Brian frowned painfully. “Is there any water? I’m parched.” I found a pitcher, poured a glass and helped him drink. “Thanks, Dex. I remember snatches. Bits and pieces. I remember I’d just been to see... Devilliers. One of the boys in Computer Crime... Graves... had tapped into Devilliers’ computer. He found...” Brian trailed off.

“You told me you knew who killed Weathersby – that you’d solved the case. But you wouldn’t tell me who it was, you bastard! We were going to meet for a pint so you could tell me all about it.”

Brian closed his eyes in an agony of concentration. Then, abruptly, they snapped open. “Chalmers!” he rasped. “It was Chalmers, Dex! I remember now! Graves found an email... Dex, he’s alive! Chalmers is alive!”

“Not anymore, Brian.” And I filled him in on the events of the last few days.

“Oh, sweet Jesus and Mary,” he said when I’d finished. “You poor bastard. He was your mate, wasn’t he?”

I nodded, feeling the anguish of it afresh, like heat to a new burn. “Like a brother.”

“But he was going to kill you?”

“Oh, yes. And Jane. And Bernie.

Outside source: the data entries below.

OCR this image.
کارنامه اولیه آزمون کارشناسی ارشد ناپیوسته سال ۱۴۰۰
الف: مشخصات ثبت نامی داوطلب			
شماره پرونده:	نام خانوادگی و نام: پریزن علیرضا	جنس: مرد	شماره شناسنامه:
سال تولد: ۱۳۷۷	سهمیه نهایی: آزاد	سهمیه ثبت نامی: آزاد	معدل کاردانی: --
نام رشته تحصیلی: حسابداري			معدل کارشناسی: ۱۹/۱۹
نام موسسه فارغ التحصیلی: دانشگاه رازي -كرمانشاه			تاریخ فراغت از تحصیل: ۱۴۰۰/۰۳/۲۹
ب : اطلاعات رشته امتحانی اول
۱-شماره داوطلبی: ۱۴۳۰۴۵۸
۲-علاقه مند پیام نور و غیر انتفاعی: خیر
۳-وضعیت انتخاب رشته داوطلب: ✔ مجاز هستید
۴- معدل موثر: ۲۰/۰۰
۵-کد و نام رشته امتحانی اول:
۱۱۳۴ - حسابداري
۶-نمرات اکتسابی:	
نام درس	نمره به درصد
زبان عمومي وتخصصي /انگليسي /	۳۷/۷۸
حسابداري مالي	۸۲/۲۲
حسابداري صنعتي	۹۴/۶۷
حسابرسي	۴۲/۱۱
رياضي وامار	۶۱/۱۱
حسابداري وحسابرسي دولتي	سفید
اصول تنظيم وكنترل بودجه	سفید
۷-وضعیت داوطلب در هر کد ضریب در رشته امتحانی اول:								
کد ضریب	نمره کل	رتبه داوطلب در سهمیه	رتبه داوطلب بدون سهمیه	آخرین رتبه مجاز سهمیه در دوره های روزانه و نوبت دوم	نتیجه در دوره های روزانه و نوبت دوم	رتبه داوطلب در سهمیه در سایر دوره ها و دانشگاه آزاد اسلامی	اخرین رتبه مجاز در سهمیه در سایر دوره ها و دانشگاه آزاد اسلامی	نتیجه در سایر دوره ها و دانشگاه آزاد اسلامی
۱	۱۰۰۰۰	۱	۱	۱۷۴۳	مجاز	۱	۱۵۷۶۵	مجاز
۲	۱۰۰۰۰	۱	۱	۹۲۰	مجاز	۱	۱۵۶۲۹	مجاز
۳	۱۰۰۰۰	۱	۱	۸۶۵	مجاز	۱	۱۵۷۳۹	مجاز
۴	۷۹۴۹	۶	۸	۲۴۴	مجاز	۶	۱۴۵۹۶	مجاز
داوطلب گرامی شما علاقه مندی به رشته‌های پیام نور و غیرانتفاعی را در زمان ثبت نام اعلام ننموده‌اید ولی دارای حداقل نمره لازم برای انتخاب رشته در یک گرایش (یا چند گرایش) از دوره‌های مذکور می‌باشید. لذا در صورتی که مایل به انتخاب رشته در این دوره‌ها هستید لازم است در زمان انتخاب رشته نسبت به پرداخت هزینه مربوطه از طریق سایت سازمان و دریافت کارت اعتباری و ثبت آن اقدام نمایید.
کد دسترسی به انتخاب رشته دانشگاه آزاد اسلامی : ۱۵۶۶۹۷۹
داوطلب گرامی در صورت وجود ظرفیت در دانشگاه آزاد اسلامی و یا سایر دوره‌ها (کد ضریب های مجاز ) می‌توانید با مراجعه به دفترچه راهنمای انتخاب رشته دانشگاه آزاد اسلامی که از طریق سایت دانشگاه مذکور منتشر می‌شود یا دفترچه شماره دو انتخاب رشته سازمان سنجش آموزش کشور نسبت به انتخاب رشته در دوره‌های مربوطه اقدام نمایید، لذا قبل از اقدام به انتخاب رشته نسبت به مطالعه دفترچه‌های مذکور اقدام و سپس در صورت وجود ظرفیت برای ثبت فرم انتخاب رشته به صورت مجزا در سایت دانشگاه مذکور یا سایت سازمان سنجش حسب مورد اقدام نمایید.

And make it look like Bernie did it, in a jealous, drunken rage.”

“And I’d have been next – a pillow over the face, or an injection of air.”

I nodded again. “In all likelihood. Devilliers too, perhaps. Then Ian’s secret would’ve been safe forever.”

“And Jane? How did she happen to be there?”

I told him about Jane and me. I wanted no secrets between us. Not anymore.

“Well,” he said, not quite knowing what to say. “I’m shocked and appalled, in case Fee asks. Just between you and me, having seen her, I don’t think I could’ve resisted her either. Is this going to be a permanent arrangement, then?”

“I hope so,” I replied. “I’d like it to be, but it’s up to her. I’m meeting her in half an hour – guess I’ll find out then. And now...” I went to the bedside phone, punched in a number, and held the receiver to Brian’s ear, “there’s someone you need to talk to more than me.”

“Hullo, gorgeous,” Brian croaked. “Send the kids to your sisters and peel off your knickers – I’m coming home!” I pretended not to notice the tears running in rivers into his beard.

 

 

III

 

Jane had asked me to meet her in the bar at the Park Hotel – the very place our affair had begun so many years ago. I hadn’t seen her since that terrible night in my flat, though we had spoken often and affectionately on the phone. She was sipping a gimlet when I arrived; she rose and kissed me softly. “Hullo, Dex,” she smiled. “I like to come here sometimes, you see. To think about that thrilling night 15 years ago, when we first...” she trailed off.

I felt an awkwardness between us, a constraint that hadn’t been there two nights ago. Then, talking to her had seemed the easiest and most natural thing in the world. Now I sensed wariness in her, saw something in her warm brown eyes that gave me pause. “How’s Bernie?” I asked at length.